US Government Announces Sanction Against Chinese And Canadian Companies For Importing Fentanyl

The US government announced sanctions and indictments against 14 Chinese and Canadian firms for importing fentanyl on Tuesday, The Guardian reported.

Officials from the Department of Justice and the Department of Homeland Security target a “major China-based syndicate” for allegedly selling fentanyl to drug dealers and cartels.

The majority of firms targeted are Chinese, but some are Canadian. This includes a Chinese pharmaceutical that shipped xylazine, a horse tranquilizer often mixed to fentanyl, to the U.S. and Mexico.

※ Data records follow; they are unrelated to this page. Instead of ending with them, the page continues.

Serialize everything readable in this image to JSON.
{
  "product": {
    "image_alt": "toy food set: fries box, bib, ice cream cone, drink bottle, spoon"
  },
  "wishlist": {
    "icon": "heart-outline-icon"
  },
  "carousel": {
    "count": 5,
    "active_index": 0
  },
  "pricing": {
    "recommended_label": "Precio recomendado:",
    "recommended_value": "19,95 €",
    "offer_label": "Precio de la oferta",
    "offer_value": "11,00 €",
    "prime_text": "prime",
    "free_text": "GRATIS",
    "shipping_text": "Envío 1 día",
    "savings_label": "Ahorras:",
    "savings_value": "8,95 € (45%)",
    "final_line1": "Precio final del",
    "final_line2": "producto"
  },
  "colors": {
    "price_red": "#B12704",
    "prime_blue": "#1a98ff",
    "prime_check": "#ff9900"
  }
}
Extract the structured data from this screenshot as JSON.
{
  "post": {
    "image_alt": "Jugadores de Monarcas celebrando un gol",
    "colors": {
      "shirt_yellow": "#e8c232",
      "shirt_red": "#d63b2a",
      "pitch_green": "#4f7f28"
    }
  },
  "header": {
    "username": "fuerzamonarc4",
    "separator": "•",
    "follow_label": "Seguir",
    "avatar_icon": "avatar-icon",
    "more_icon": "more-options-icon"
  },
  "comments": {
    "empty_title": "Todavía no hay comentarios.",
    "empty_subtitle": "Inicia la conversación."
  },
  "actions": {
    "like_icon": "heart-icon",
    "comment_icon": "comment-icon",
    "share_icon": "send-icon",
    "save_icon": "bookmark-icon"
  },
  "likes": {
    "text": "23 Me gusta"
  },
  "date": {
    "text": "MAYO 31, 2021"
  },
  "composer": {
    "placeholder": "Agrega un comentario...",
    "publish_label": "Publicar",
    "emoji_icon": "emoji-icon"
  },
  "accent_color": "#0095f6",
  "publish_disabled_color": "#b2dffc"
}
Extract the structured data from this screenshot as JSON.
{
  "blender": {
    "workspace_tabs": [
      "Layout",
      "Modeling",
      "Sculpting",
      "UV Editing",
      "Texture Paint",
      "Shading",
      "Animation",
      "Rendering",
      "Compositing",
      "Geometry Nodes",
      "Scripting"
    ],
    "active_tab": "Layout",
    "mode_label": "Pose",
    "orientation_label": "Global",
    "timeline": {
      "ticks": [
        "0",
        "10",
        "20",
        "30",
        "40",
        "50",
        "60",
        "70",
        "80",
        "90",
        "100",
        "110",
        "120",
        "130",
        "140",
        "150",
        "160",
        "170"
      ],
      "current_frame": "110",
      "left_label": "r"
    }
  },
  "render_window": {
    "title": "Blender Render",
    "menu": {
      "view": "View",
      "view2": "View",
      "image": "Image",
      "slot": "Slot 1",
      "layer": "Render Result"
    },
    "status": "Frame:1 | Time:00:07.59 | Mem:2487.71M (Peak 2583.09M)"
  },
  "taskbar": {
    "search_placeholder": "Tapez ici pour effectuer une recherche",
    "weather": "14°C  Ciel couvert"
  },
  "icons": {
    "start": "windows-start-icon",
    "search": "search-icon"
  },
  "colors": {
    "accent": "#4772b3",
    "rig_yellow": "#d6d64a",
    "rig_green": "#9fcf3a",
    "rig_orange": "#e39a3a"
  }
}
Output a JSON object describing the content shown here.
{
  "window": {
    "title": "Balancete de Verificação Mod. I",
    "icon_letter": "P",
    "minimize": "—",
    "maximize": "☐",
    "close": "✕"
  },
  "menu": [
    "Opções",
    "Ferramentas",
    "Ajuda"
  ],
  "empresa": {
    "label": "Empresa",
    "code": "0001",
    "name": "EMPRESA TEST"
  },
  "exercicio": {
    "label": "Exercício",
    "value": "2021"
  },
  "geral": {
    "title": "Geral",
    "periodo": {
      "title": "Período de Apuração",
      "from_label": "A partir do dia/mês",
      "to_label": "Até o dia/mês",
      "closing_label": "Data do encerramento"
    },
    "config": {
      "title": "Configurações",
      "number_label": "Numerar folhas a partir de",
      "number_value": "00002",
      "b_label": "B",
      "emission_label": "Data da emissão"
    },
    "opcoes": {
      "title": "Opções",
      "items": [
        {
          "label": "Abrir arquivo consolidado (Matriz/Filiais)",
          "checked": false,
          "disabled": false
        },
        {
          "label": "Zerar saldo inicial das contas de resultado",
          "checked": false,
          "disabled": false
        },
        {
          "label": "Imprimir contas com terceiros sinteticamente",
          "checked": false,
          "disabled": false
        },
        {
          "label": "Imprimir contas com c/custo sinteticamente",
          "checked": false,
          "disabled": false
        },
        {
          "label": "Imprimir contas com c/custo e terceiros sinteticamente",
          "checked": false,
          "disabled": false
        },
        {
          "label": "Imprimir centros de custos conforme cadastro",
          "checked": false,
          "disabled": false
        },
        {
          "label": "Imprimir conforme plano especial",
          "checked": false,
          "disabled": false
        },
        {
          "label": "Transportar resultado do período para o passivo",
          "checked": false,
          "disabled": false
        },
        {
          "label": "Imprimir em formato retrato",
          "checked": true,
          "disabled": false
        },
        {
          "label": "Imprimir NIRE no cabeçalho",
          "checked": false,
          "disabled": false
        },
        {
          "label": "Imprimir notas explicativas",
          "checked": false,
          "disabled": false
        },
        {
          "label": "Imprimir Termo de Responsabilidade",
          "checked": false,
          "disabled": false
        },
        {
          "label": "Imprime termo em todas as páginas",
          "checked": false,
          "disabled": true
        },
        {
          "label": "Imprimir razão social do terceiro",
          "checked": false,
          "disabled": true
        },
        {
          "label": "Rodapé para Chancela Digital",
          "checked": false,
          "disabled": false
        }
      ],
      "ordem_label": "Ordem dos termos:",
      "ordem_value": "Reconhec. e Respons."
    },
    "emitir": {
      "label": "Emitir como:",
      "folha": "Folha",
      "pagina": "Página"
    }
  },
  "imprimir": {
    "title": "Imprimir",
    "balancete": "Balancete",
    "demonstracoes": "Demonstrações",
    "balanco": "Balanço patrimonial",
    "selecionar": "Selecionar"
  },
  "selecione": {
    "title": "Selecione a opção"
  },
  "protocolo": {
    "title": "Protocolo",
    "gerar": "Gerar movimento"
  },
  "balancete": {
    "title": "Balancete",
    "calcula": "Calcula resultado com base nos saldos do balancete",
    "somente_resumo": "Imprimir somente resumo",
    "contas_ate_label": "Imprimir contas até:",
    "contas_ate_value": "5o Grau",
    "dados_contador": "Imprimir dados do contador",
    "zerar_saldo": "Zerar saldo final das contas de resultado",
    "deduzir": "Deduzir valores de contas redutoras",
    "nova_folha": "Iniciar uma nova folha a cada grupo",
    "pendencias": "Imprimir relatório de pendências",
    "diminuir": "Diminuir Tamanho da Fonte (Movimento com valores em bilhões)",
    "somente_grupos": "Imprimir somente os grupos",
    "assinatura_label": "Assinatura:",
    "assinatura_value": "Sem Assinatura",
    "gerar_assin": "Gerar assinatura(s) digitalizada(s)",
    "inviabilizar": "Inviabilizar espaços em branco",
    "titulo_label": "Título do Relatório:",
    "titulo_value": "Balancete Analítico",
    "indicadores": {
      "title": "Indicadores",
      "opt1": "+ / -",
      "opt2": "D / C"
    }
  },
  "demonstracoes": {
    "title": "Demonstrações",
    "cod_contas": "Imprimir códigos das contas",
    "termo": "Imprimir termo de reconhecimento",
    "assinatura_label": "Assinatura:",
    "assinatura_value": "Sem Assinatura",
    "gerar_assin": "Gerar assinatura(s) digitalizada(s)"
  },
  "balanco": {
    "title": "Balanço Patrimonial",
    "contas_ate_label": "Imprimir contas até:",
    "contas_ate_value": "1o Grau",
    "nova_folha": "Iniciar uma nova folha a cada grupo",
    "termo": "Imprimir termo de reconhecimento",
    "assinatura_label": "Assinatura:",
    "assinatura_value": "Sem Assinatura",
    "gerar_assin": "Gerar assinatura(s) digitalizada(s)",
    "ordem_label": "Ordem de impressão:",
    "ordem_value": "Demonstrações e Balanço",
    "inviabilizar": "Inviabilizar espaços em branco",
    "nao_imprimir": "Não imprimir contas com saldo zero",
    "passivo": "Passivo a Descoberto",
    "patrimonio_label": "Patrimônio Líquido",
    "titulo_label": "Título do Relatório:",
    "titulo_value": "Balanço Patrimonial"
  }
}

One of the purchasers of these chemicals would be a drug trafficker associated with the Sinaloa Cartel.

The Treasury Department announced sanctions against 28 people and companies that would be involved in importing fentanyl, along with methamphetamine and MDMA to the U.S. The sanctions will cut them from the financial system and will prohibit any American company or person from doing business with them.

In May, the Justice department brought a series of indictments against people involved with the Sinaloa Cartel, described as the most “prolific fentanyl trafficking operation in the world”. One of the people indicted is the now extradited Ovidio Guzmán López, 36, a son of former cartel leader Joaquín “El Chapo” Guzmán Loera.

More than 100,000 people have died from drug overdose since 2020 and about two thirds of those are related to fentanyl.

So far the Biden administration has imposed over 200 actions aimed to cut off the fentanyl traffic.